Catalunya ha registrat 218 muertes atribuibles a la temperatura en junio, según datos del Sistema de Monitorización de la Mortalidad Diaria MoMo del Instituto de Salud Carlos III.
Se trata de la cifra más alta para este mes desde el inicio de la serie histórica en 2015 y, de hecho, multiplica por cuatro el anterior récord, que data del año pasado, con 56 defunciones.
Las muertes atribuibles a la temperatura de este junio son más que las que se han producido por este motivo en el mismo mes de los últimos diez años sumados. Los datos también muestran que ocho de cada diez personas que han perdido la vida por las temperaturas lo han hecho durante la última semana del mes, justo después de la ola de calor.

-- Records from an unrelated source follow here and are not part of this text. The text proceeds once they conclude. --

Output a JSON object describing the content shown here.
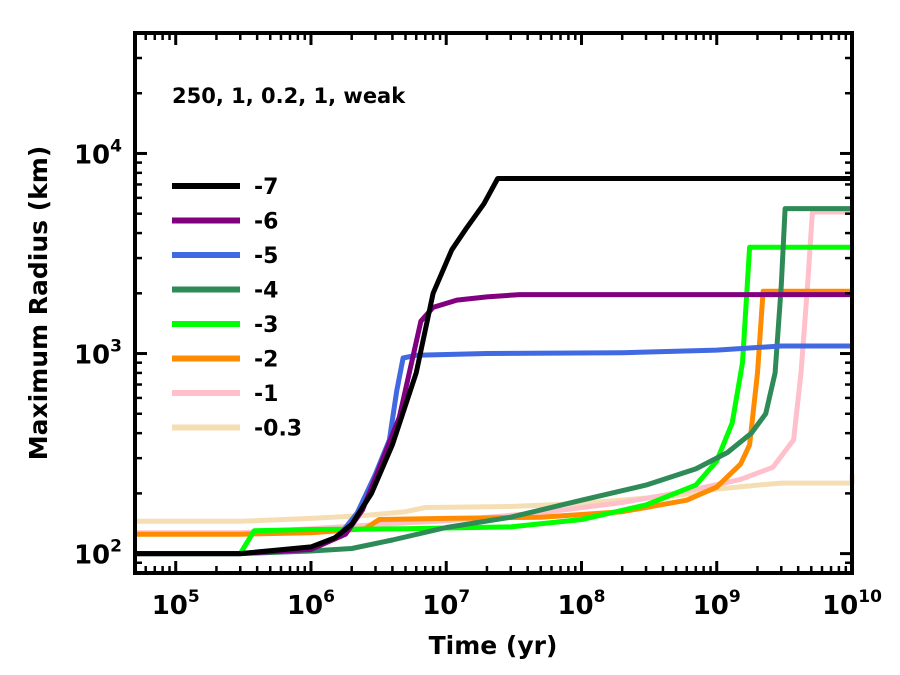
{
  "chart_data": {
    "type": "line",
    "title": "",
    "annotation": "250, 1, 0.2, 1, weak",
    "xlabel": "Time (yr)",
    "ylabel": "Maximum Radius (km)",
    "xscale": "log",
    "yscale": "log",
    "xlim": [
      50000,
      10000000000
    ],
    "ylim": [
      80,
      40000
    ],
    "xticks": [
      {
        "base": "10",
        "exp": "5",
        "value": 100000
      },
      {
        "base": "10",
        "exp": "6",
        "value": 1000000
      },
      {
        "base": "10",
        "exp": "7",
        "value": 10000000
      },
      {
        "base": "10",
        "exp": "8",
        "value": 100000000
      },
      {
        "base": "10",
        "exp": "9",
        "value": 1000000000
      },
      {
        "base": "10",
        "exp": "10",
        "value": 10000000000
      }
    ],
    "yticks": [
      {
        "base": "10",
        "exp": "2",
        "value": 100
      },
      {
        "base": "10",
        "exp": "3",
        "value": 1000
      },
      {
        "base": "10",
        "exp": "4",
        "value": 10000
      }
    ],
    "legend_position": "left",
    "series": [
      {
        "name": "-7",
        "color": "#000000",
        "points": [
          [
            50000,
            100
          ],
          [
            300000,
            100
          ],
          [
            1000000,
            108
          ],
          [
            1500000,
            120
          ],
          [
            2000000,
            140
          ],
          [
            2800000,
            200
          ],
          [
            4000000,
            350
          ],
          [
            6000000,
            800
          ],
          [
            8000000,
            2000
          ],
          [
            11000000,
            3300
          ],
          [
            14000000,
            4200
          ],
          [
            19000000,
            5600
          ],
          [
            24000000,
            7500
          ],
          [
            10000000000,
            7500
          ]
        ]
      },
      {
        "name": "-6",
        "color": "#800080",
        "points": [
          [
            50000,
            100
          ],
          [
            300000,
            100
          ],
          [
            1000000,
            105
          ],
          [
            1800000,
            125
          ],
          [
            2400000,
            165
          ],
          [
            3000000,
            240
          ],
          [
            4500000,
            480
          ],
          [
            6500000,
            1450
          ],
          [
            8000000,
            1700
          ],
          [
            12000000,
            1850
          ],
          [
            20000000,
            1920
          ],
          [
            35000000,
            1970
          ],
          [
            10000000000,
            1970
          ]
        ]
      },
      {
        "name": "-5",
        "color": "#4169E1",
        "points": [
          [
            50000,
            100
          ],
          [
            300000,
            100
          ],
          [
            1000000,
            107
          ],
          [
            1600000,
            122
          ],
          [
            2200000,
            160
          ],
          [
            3000000,
            250
          ],
          [
            3800000,
            370
          ],
          [
            4300000,
            650
          ],
          [
            4800000,
            950
          ],
          [
            6000000,
            980
          ],
          [
            20000000,
            1000
          ],
          [
            200000000,
            1010
          ],
          [
            1000000000,
            1040
          ],
          [
            3000000000,
            1090
          ],
          [
            10000000000,
            1090
          ]
        ]
      },
      {
        "name": "-4",
        "color": "#2E8B57",
        "points": [
          [
            50000,
            100
          ],
          [
            300000,
            100
          ],
          [
            1000000,
            103
          ],
          [
            2000000,
            106
          ],
          [
            4000000,
            117
          ],
          [
            10000000,
            135
          ],
          [
            30000000,
            152
          ],
          [
            100000000,
            185
          ],
          [
            300000000,
            220
          ],
          [
            700000000,
            265
          ],
          [
            1200000000,
            320
          ],
          [
            1800000000,
            400
          ],
          [
            2300000000,
            500
          ],
          [
            2700000000,
            800
          ],
          [
            3000000000,
            2200
          ],
          [
            3200000000,
            5300
          ],
          [
            10000000000,
            5300
          ]
        ]
      },
      {
        "name": "-3",
        "color": "#00FF00",
        "points": [
          [
            50000,
            100
          ],
          [
            300000,
            100
          ],
          [
            380000,
            130
          ],
          [
            1000000,
            132
          ],
          [
            5000000,
            133
          ],
          [
            30000000,
            136
          ],
          [
            100000000,
            148
          ],
          [
            300000000,
            175
          ],
          [
            700000000,
            220
          ],
          [
            1000000000,
            290
          ],
          [
            1300000000,
            450
          ],
          [
            1550000000,
            900
          ],
          [
            1750000000,
            3400
          ],
          [
            10000000000,
            3400
          ]
        ]
      },
      {
        "name": "-2",
        "color": "#FF8C00",
        "points": [
          [
            50000,
            125
          ],
          [
            300000,
            125
          ],
          [
            1000000,
            127
          ],
          [
            2500000,
            133
          ],
          [
            3200000,
            148
          ],
          [
            10000000,
            150
          ],
          [
            50000000,
            152
          ],
          [
            200000000,
            162
          ],
          [
            600000000,
            185
          ],
          [
            1000000000,
            215
          ],
          [
            1500000000,
            280
          ],
          [
            1750000000,
            350
          ],
          [
            2000000000,
            800
          ],
          [
            2200000000,
            2050
          ],
          [
            10000000000,
            2050
          ]
        ]
      },
      {
        "name": "-1",
        "color": "#FFC0CB",
        "points": [
          [
            50000,
            127
          ],
          [
            300000,
            127
          ],
          [
            1000000,
            133
          ],
          [
            4000000,
            141
          ],
          [
            10000000,
            146
          ],
          [
            50000000,
            160
          ],
          [
            200000000,
            180
          ],
          [
            600000000,
            205
          ],
          [
            1500000000,
            235
          ],
          [
            2600000000,
            270
          ],
          [
            3700000000,
            370
          ],
          [
            4200000000,
            800
          ],
          [
            4700000000,
            2200
          ],
          [
            5100000000,
            5100
          ],
          [
            10000000000,
            5100
          ]
        ]
      },
      {
        "name": "-0.3",
        "color": "#F5DEB3",
        "points": [
          [
            50000,
            145
          ],
          [
            300000,
            145
          ],
          [
            1000000,
            150
          ],
          [
            2500000,
            155
          ],
          [
            5000000,
            162
          ],
          [
            7000000,
            170
          ],
          [
            30000000,
            172
          ],
          [
            100000000,
            178
          ],
          [
            500000000,
            195
          ],
          [
            1000000000,
            210
          ],
          [
            2000000000,
            220
          ],
          [
            3000000000,
            225
          ],
          [
            10000000000,
            225
          ],
          [
            10000000000,
            250
          ]
        ]
      }
    ]
  }
}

En concreto, el sistema MoMo contabiliza 32 defunciones este martes, más que ningún otro día del mes. El lunes se produjeron 29 y, el domingo, 25. Entre el 24 y el 30 de junio, se produjeron 170 muertes por el calor, lo que representa un 14% de todas las muertes observadas en la misma semana por el Instituto de Salud Carlos III.
Al conjunto del Estado, 1.029 personas han perdido la vida a raíz del calor, según los mismos datos. La cifra también es récord, superando así la anterior máxima de 1.000, registrada en junio de 2017.
EVITAR LOS GOLPES DE CALOR
El llamado golpe de calor, más grave que una insolación y potencialmente letal, se caracteriza por alcanzar una temperatura corporal muy alta, piel caliente y seca, mareo, dolor de cabeza, confusión, náuseas, pulso acelerado, desmayos o convulsiones. Hay que preocuparse o llamar al 112 si la persona que lo sufre se ve afectada por somnolencia, pérdida de consciencia o mareos.
Para evitarlo hay que beber agua a menudo, evitar salir en las horas de más calor, llevar ropa ligera, buscar sombra o espacios frescos, evitar esfuerzos físicos intensos y no dejar nunca niños, ancianos o mascotas dentro del coche.
Si alguien presenta síntomas graves, hay que llamar al 112 y enfriar a la persona mientras llega la ayuda.